If I were at home (which I'm not), I'd be probably saying what a rock and roll evening it was, starting with a little dancing with the 3 year old and (almost) 1 year old. They both thought "Sweet Child" by G'n'f'n'r was just as rockin as me. I'd probably follow up with a chaser of Inxs Rockstar. Ohmigod. Marty should win (will he Ms Hubris?). We worked out why the show is such a triumph tonight - it is because there is almost zero cringe (unlike the Idol shows).

And the other thing I might do if I was at home tonight (which I'm not - I'm at Matterhorn, or Motel, or the mirror bar - drinking cocktails and not thinking about the mortgage) - is speculate which was your most "fun" year. "Fun" in this definition doesn't include fun that you might have at anything called a "dinner party" or anything involving ones own children.

Mine, I think, was 1994. This was the year I found myself single ( the only year since I was 16). I was flatting with a gang of 6 very excellent women (imagine the day we could cry out "full house" - all double beds full), we drank almost every night (I think something was on telly on Mondays). We enjoyed $2 pints at Trekkers and Hole in the Wall, endless beers at Bodega, rock star scoring, Barneys dancing, party having.... oh it was all bloody marvellous.

When I first began the exercise I felt a) like it was earlier than it was and b) that I've surely had better times since.

And this is true. I got married in Vegas in '99, and it was a FUCKING BRILLIANT YEAR. But there is something that is great about being 21.

2 comments:

Amanda said...

21 was a good year for me too. I was also single flatting with mainly women and one token guy in a squalid flat in Auckland.

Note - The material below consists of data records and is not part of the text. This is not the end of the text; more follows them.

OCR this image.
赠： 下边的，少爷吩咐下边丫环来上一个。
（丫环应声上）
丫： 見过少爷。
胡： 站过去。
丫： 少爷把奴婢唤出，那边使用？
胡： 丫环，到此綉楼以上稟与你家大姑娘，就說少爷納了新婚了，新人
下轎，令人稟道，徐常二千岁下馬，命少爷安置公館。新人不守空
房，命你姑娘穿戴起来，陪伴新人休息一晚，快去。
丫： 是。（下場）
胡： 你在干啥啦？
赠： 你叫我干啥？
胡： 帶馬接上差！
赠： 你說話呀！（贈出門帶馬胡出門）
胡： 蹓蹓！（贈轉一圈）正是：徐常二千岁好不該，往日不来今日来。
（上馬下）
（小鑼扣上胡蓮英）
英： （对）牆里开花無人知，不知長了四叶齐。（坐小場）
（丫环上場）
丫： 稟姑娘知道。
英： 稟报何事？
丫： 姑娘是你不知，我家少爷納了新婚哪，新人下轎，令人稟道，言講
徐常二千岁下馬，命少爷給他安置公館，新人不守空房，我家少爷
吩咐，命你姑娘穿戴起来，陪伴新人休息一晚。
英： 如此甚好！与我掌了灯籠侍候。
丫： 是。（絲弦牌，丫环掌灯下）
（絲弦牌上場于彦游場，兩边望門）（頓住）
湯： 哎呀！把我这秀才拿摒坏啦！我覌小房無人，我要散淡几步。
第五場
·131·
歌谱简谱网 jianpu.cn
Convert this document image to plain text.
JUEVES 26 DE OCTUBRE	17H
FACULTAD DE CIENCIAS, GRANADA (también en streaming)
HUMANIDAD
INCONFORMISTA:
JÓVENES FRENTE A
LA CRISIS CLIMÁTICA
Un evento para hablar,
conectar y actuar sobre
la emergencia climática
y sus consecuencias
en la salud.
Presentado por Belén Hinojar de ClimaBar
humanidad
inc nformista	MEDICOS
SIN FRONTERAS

We used to not get up on Saturdays for hours because of hang overs and then someone would usually do some baking and we'd eat afghans and watch trashy tv and then go off to the bottle store to get supplies for the evening.

Those were fun times even though at one point I was sharing a bathroom with 14 people. I think the whole trend of people staying at home with their parents for longer is a shame. They are missing out on the young kiwi flatting rite of passage.

But, of course, now is fun too. In a different way.

Kate Borrell said...

1994/95 - 21,always drunk and spent my time at the Malthouse and Ecstasy Plus, Tattou, and early morning nachos at The Diner on Courtenay Place. I'm sure we went to other places... I was just too drunk to remember.